When a child with flat foot stands, the sole arches of his/her feet disappear. However, when sitting or standing on the tip of his/her toes, the arch of the soles of the foot reappears to the vision. Parents or other family members often worry that the abnormal low distance between the children’s arches sole to the ground or having no arches will lead to permanent malformations or disabilities. In most cases, however, you need not to worry at all.

Hallux valgus (also called Bunion) is a bony protrusion, caused by joint replacement at the base of the big toe. Hallux valgus of the big toe often affects the inner part of the feet in the center of the big toe at the base of the foot. It can also affect the outer part of the big toe, as well. It occurs in both men and women but is more common in women. It sometimes shows its symptoms, and sometimes not. This is a progressive deformity and its treatment ways can include resting, changing your shoe size, using orthopedic insoles, taking medicines, injecting steroids or undergoing surgery.

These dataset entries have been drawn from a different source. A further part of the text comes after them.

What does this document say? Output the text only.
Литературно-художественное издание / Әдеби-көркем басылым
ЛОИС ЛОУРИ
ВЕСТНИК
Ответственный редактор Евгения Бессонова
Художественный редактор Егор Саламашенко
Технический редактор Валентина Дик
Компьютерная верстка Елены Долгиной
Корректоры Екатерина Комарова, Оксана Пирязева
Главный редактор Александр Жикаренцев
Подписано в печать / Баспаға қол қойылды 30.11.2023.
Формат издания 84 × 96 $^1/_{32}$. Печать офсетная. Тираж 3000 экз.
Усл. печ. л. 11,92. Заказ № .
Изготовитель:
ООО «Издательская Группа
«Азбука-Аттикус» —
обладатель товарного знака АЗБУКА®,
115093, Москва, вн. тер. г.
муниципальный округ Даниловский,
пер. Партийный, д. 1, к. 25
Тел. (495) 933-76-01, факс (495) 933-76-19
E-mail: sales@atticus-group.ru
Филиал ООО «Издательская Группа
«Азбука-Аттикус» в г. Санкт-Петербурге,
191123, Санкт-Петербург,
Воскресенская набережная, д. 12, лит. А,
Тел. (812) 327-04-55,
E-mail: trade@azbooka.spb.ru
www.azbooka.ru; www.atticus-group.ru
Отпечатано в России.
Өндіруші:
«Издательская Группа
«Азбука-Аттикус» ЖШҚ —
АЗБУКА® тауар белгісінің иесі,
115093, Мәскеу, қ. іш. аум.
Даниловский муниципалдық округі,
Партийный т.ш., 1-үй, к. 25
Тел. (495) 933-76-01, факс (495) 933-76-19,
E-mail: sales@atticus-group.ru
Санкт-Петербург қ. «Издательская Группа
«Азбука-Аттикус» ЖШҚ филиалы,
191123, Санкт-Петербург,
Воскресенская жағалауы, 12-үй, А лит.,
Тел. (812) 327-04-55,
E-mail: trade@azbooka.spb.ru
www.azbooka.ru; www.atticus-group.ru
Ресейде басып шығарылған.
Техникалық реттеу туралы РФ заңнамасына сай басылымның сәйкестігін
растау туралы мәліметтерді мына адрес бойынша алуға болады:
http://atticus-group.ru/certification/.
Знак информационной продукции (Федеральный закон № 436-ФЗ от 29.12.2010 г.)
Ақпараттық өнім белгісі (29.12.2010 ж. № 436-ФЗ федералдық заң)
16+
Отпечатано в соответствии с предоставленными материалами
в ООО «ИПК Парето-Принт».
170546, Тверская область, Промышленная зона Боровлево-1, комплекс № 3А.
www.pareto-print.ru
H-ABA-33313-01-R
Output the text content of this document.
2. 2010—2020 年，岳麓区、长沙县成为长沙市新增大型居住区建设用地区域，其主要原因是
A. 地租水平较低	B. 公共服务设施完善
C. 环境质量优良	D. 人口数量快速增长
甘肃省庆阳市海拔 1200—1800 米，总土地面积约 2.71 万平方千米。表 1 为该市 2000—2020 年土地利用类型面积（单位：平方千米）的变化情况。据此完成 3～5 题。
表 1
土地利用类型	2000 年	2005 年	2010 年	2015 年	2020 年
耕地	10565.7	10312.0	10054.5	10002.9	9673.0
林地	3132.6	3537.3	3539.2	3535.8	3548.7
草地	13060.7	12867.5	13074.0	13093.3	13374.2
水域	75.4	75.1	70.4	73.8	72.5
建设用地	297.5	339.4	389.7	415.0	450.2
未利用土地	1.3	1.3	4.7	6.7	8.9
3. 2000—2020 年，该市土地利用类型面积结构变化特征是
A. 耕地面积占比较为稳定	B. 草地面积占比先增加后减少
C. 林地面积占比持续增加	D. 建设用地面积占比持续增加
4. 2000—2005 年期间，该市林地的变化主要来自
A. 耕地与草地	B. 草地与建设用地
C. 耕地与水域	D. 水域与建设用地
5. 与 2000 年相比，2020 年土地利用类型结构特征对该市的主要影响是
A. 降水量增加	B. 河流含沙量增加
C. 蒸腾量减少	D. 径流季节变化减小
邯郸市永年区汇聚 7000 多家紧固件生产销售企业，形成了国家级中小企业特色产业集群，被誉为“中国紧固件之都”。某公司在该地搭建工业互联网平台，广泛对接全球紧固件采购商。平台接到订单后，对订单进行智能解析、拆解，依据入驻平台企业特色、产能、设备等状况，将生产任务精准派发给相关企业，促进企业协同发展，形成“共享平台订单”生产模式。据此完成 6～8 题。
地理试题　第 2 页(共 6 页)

While the exact cause is unknown, many believe that it is caused due to several factors including abnormal foot function and mechanics, like metatarsophalangeal joints (MTP joints) and genetic factors. This mostly occurs in young adults. Abnormal biomechanics can lead to instability caused by metatarsal phalanx disorder and muscle disorders that cause deformability.

The abnormal anatomy in the first MTP joints can expose a person to callus removal. One study shows that there is a significant genetic heritability of callus abnormalities among Caucasian Europeans.

Although shoes do not directly cause calluses or bumps, they certainly make the condition more painful and swollen. Other less common causes of this type of anomaly include injuries (sprain, fracture and nerve damage), neurological or muscular disorders (poliomyelitis, heart and dental diseases) and limb length discrepancy (one foot shorter than the other). The longer the organ, the more it will bend and rotate.